Thursday 18 May 2006

Global poverty rates, according to the World Bank, have fallen by as much as 10 per cent over the past five years on the back of some robust growth in developing countries. The recently-released 2006 World Development Indicators and the Global Monitoring Report say there is a great deal of evidence linking poverty reduction to higher economic growth rates in many countries.

Particularly, accelerating income growth in low-income countries has contributed significantly to poverty reduction. Between 2000 and 2005, per capita income growth in those countries has been remarkably higher than during any five-year period since the late 1970s. Overall economic growth in the developing world has averaged 4.8 per cent a year since 2000, more than double the rate of growth in high income countries that averaged 2 per cent. No less striking is that, in 2004, the long-term laggards in Sub-Saharan Africa achieved a 4.8 per cent growth, exceeding the global growth rate of 4.1 per cent. High commodity prices and an improvement in their fundamentals have contributed to the recent spurt in their economic growth.
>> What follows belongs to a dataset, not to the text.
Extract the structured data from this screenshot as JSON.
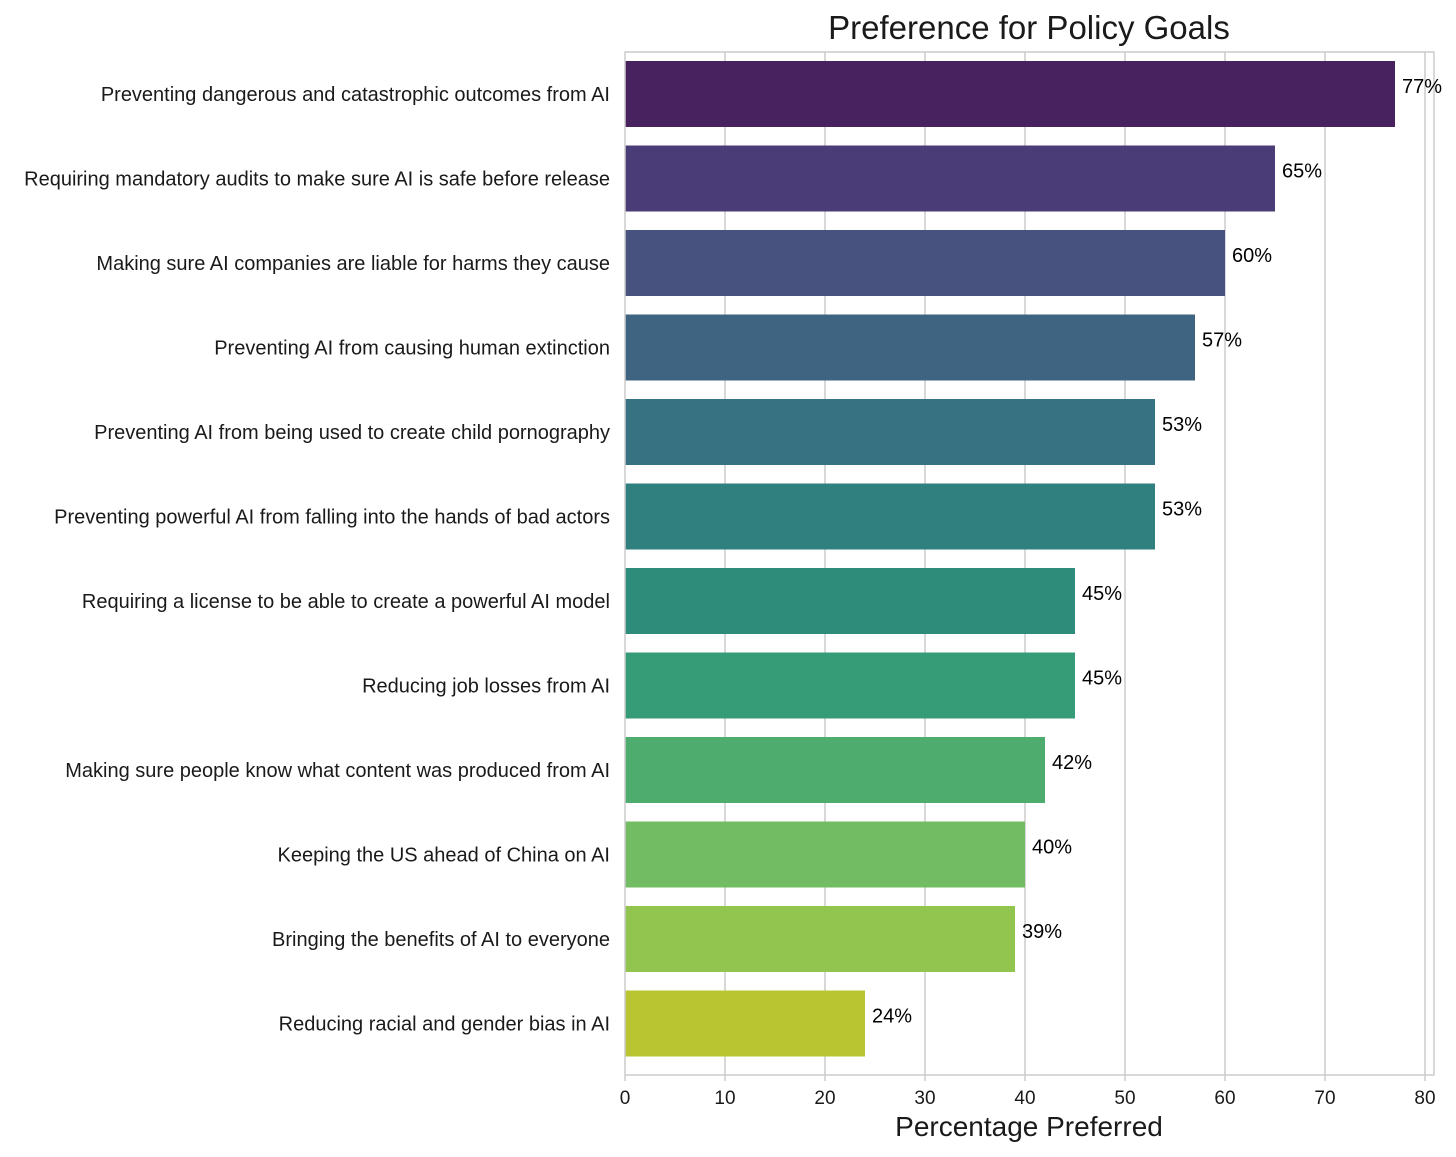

However, despite the vastly improved economic outlook even in the low-income countries, the wide disparity in poverty alleviation and other human development indicators remains. Predictably, the biggest declines in poverty have occurred in India and China. East Asia and the Pacific remained the top performer among regions, growing at an average of 8 per cent over a 20-year period, with the number of extremely poor people falling by 580 million, to 12 per cent of the population. At the other extreme is Sub-Saharan Africa, where despite the recent recovery, the poverty rate remains the world’s highest. India’s recent economic performance, with the growth rate hovering close to 8 per cent, has been favourably commented upon, although infrastructure deficiencies are a serious constraint. The lesson from India is that economic growth must be accompanied by a more equitable distribution of the fruits of development. Some broad conclusions are possible from the World Bank’s two reports. There is uneven progress towards halving poverty, a target under the Millennium Development Goals. Trade and investment are among the principal drivers of economic growth. Finally, poverty reduction is linked to sound policies, well-targeted aid, better governance, and a good investment climate.